Jim McTague’s latest “D.C. Current” column in Barron’s focuses on the latest predictions for the 2014 elections.

VA, NSA, IRS, GDP, ISIS. President Barack Obama — O for short — is wallowing in Acronymgate, a veritable freight train of scandals and policy flops threatening to drag down his Democratic Party come the midterm election, giving the Republicans control of both the House and the Senate. O’s popularity ratings are stuck at an average of 41.5% — meaning that over half of the legal citizenry dislikes the way he is conducting the country’s business. Pundits, who are notoriously bashful prognosticators, already are giving the GOP a slight edge in November. The highly predictive Iowa Electronic Markets also sees the Republicans winning the Senate.

WALL STREET’S WASHINGTON WATCHERSare getting in on the soothsaying, too. Newedge USA, a unit of Société Générale, says that the GOP this year has its best opportunity in two decades to retake the Senate and, consequently, gain control of the entire Congress. The investment implications would be significant. …

… Of course, it’s still a long way until November. Never underestimate Republicans’ ability to blow an election, as they did in both 2006 and 2010.

FORECASTS OF A GOP victory also rest on the assumption that the African-Americans and young adults who turned out in massive numbers in general elections to support O won’t be fired up enough to go to the polls in the midterm voting to support congressman and senators.
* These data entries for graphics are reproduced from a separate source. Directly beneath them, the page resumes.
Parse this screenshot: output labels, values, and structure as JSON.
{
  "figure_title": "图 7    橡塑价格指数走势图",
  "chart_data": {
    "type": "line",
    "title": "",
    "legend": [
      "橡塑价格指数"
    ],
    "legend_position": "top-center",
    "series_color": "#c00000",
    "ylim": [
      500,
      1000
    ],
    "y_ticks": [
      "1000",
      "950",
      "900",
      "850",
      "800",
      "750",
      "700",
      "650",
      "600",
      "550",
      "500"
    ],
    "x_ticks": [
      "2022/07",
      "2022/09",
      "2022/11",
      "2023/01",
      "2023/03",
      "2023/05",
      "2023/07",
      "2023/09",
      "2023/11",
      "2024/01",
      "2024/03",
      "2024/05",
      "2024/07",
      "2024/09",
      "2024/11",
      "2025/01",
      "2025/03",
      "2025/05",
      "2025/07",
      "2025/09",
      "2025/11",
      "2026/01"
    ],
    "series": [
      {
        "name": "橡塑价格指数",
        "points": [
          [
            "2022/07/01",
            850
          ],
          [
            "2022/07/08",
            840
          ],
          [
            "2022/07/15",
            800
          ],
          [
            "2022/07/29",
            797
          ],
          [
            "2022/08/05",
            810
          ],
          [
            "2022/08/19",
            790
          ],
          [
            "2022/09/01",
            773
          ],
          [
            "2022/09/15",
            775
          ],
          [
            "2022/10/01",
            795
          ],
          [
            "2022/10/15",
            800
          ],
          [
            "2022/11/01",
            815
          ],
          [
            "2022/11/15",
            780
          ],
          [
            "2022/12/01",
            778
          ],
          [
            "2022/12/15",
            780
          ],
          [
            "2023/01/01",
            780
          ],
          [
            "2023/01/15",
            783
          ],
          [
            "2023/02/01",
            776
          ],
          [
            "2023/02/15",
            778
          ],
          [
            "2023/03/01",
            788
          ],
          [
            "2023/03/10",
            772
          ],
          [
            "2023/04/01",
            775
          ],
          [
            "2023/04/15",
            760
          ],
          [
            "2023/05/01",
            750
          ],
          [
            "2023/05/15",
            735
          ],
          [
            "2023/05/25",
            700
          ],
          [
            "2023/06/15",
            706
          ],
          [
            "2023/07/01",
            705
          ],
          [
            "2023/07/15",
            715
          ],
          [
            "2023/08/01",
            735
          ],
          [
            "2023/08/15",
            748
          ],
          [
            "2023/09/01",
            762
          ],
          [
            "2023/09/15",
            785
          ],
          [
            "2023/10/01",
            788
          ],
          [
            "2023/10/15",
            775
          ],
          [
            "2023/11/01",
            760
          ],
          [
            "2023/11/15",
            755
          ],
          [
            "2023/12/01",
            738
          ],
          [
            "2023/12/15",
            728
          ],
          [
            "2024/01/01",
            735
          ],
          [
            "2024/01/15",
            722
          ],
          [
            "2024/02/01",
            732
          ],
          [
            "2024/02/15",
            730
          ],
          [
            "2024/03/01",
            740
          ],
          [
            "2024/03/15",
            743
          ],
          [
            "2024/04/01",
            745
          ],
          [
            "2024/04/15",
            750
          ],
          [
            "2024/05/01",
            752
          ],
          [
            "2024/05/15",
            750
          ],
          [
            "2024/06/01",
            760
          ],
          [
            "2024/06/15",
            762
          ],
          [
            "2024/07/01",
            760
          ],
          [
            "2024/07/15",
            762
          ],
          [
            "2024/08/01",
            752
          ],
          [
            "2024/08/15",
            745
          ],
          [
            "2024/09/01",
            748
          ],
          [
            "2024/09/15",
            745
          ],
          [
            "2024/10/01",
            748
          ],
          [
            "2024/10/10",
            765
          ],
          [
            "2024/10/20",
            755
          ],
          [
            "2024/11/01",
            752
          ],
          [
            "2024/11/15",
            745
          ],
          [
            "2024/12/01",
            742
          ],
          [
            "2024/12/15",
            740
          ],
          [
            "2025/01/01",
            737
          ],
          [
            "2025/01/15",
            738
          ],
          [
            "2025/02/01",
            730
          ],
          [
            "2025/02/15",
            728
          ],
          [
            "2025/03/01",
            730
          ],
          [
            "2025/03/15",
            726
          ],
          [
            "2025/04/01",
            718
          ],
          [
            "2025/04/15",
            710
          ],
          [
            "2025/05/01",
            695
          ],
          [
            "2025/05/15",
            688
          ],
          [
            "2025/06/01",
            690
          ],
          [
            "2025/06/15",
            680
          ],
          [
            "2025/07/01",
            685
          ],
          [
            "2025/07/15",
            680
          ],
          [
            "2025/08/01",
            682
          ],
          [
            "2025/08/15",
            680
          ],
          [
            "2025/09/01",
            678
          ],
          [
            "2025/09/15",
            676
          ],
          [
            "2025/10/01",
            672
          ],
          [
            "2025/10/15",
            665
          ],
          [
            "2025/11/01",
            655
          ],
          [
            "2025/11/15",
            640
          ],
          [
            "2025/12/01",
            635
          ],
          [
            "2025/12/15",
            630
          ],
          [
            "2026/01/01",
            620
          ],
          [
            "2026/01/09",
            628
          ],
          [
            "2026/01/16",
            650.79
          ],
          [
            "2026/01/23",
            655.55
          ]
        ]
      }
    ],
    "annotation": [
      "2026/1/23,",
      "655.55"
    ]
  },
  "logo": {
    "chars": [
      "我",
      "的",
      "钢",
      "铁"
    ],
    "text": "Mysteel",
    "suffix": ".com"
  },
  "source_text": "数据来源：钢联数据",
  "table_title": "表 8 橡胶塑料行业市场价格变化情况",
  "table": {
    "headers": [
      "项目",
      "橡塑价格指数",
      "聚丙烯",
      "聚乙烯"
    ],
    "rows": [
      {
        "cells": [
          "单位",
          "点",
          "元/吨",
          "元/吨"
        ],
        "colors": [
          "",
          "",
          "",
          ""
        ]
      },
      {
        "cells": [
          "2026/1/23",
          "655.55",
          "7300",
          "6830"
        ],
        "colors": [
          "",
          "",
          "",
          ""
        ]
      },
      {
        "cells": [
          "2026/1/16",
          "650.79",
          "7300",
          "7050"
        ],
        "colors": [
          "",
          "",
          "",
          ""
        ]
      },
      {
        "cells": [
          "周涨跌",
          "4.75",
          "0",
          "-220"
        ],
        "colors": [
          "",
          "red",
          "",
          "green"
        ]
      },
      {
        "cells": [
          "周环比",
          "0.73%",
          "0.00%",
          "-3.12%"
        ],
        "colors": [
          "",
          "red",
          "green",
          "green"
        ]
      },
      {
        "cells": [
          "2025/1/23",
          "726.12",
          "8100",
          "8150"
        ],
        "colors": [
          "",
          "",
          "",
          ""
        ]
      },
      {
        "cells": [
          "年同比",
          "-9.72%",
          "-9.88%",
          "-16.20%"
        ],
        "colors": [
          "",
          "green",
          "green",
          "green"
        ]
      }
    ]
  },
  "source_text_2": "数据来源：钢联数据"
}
This has been true in the past but is not a sure thing in the present. O has developed an impressive get-out-the-vote organization. Mississippi Republican Sen. Thad Cochran enlisted savvy Democratic vote-getters to beat a Tea Party challenger in last week’s GOP primary runoff. Democrats who hadn’t voted in their own party’s primary were allowed to participate. If a Republican can succeed in a midterm primary by using the Democratic machinery, think of what O can do with it. The Democrats are not DOA.